Ameringer McEnery Yohe, through November 23.

Books
22. Read The Beatles: All These Years, Vol. 1: Tune In
Aye aye, the Liverpool shuffle.
You’d think there had been enough Beatles biographies by now (the best one so far is Peter Brown and Steven Gaines’s The Love You Make). But the game changer is Mark Lewisohn’s three-volume earthwork, whose first third—covering only through 1962!—arrives this week. It’s embargoed till the 29th, so we can’t say definitively, but maybe we’re amazed.
Crown, October 29.

Movies/Video
23. Watch Henry V
On October 25.
Why this day? Any excuse will do, because the Kenneth Branagh version is a great movie, so here’s one: It’s the 598th anniversary of the Battle of Agincourt, scene of the “We band of brothers” speech.
On DVD.

Books
24. Start The Luminaries
Because you’re already behind.
Eleanor Catton’s immense novel! Won the Booker on the day of publication! It may take you the rest of the month, and then some, to finish its 848 pages.
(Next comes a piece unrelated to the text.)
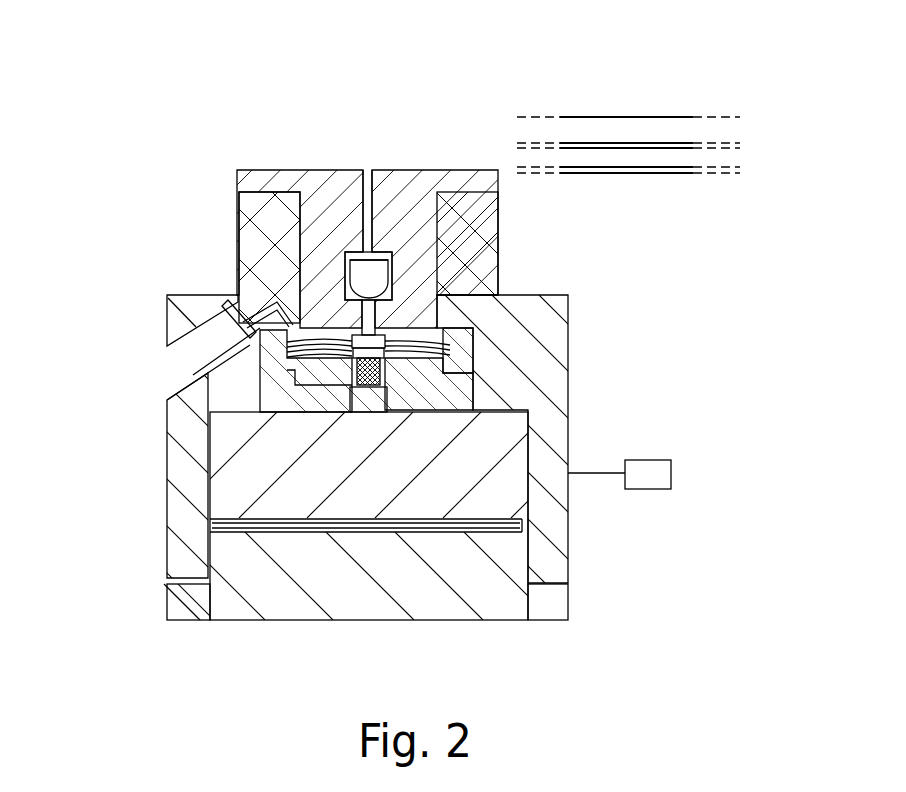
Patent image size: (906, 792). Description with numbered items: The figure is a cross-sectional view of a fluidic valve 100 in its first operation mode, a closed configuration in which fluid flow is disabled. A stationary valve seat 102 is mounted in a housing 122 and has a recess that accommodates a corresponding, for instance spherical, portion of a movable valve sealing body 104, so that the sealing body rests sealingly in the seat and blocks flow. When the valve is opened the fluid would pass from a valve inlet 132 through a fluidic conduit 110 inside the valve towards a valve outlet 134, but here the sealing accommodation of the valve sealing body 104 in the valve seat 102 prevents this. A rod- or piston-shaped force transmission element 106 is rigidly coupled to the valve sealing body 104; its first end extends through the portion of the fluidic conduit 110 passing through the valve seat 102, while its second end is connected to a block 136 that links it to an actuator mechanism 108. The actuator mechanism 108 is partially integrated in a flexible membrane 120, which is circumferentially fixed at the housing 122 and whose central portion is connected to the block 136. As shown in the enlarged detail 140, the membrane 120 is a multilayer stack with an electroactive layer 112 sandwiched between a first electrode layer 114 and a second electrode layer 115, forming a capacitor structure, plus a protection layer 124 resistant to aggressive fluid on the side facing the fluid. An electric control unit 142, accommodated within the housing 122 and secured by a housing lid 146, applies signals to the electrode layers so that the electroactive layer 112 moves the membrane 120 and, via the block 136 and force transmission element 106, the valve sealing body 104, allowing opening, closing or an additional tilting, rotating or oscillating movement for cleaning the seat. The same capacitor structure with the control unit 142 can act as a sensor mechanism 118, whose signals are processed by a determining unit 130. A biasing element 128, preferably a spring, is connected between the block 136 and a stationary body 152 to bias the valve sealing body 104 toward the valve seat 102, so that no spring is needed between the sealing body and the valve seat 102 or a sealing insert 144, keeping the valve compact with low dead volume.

Clear your nightstand.
Little, Brown.

Photography
25. See Pari Dukovic’s ­Hurricane Sandy
As he photographed it for New York.
Our anniversary exhibit of the powerful pictures that Dukovic made in those terrible days. Kings County Distillery, Brooklyn Navy Yard (enter through Sands Street Gate), Fridays and Saturdays, noon to 6 p.m., through November 2.